Do you want Amanda Dunbar to put you in an armbar?

Whew! All of this is so confusing. But this does bring up a crucial observation: When we see a female bodybuilder, our minds automatically – whether we consciously know this or not – wander off into the realm of violence. We wonder how rough their sex lives must be. How are they like in bed? Is she domineering? Does she prefer weaker men or men who are strong like her? How does she react if she’s angry? Is she naturally aggressive? Are men scared of her? Are other women scared of her? Is she fearful of people and that’s why she became so big and buff in the first place? Was she physically abused as a child, with bodybuilding acting as a “shield” against future abuse?

So it’s pretty clear that whenever we’re presented with a strong muscular woman, our natural inclination is to think about her within the framework of violence, self-defense, and aggression. Yes, we also think about her beauty, impressive strength, and numerous accomplishments; but doesn’t it seem like the first thoughts that pop into our minds consist of whether she can crush me with her thighs or if any of her ex-boyfriends have ever been sent to the emergency room after an argument?

Perhaps this speaks to the cognitive dissonance that muscular women create in our brains. We cannot accept the sight of a strong woman being “normal” or “no big deal.” There must be an explanation why she wants to look that way. And she must be a completely different person now that she does look that way.

But alas, these ideas are not always true. Maybe she always was aggressive, “alpha,” and assertive even before she ever picked up a dumbbell. Maybe for her, bodybuilding is an avenue for channeling her strong personality, not a result of it. Who knows?

The larger point to be made is this: Society, both fans of FBBs and everyone else, cannot seem to separate female bodybuilders and violence from their imaginations. I’ve written this before but will rewrite it again. My ultimate female muscle-related fantasy has nothing to do with violence. It has more to do with a romantic candle-lit dinner, a fine bottle of wine, a nice long walk along the beach, and an entire evening of passionate lovemaking. No one gets tied up. No one gets paddled for being “bad.” No one gets verbally abused. No one feels any pain. Everything is pleasant, sensual, low-key, and most of all, idyllic. In other words, I’d love to spend an entire night with Alina Popa in a setting that looks more like a cheap romance novel than a creepy bondage-themed Dark Web video.

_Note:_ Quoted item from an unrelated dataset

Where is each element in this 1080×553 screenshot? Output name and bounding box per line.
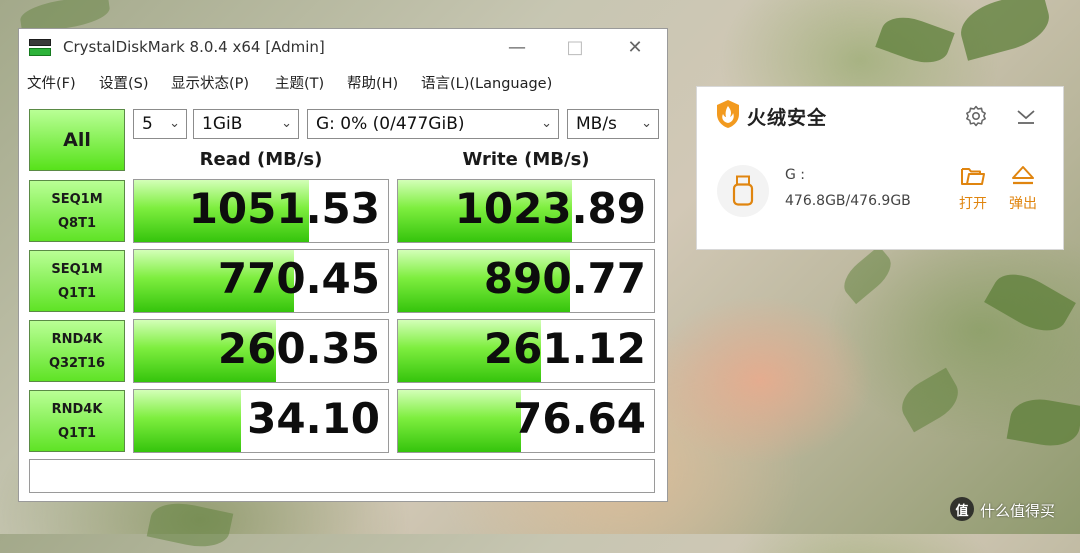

I’d love to spend a peaceful evening with Gina Aliotti.

Yet, not everyone shares my pacifistic fantasy. There are lots of folks – and this is not a negative judgment about them – who want a more “antagonistic” experience. They want Miss Popa to burn them with hot candle wax. They want her to pick them up and toss them to the ground like a rag doll. They want her to punch them in the belly until they surrender. They want her to crush their head between her thighs until they “tap out.” They want all that…and more.

Well, to that I say this: That’s fine.

That’s fine. But that’s not for me. And it probably never will be my cup of tea. I tend to have a “live and let live” attitude toward most things in life. I have nothing against violent fantasies unless things cross a certain line. Yet, there is a significant part of my brain that feels uncomfortable with this. Why must we think about female bodybuilders within this context? Why are we unable to separate FBBs from the violent chambers of our imaginations? Why do our minds automatically go there? Is this unhealthy, or just the cost of doing business? Is it possible to love female bodybuilders in a non-violent way, or is it inevitable that this motif will always seep its way in?

I have no good answers. Only more questions.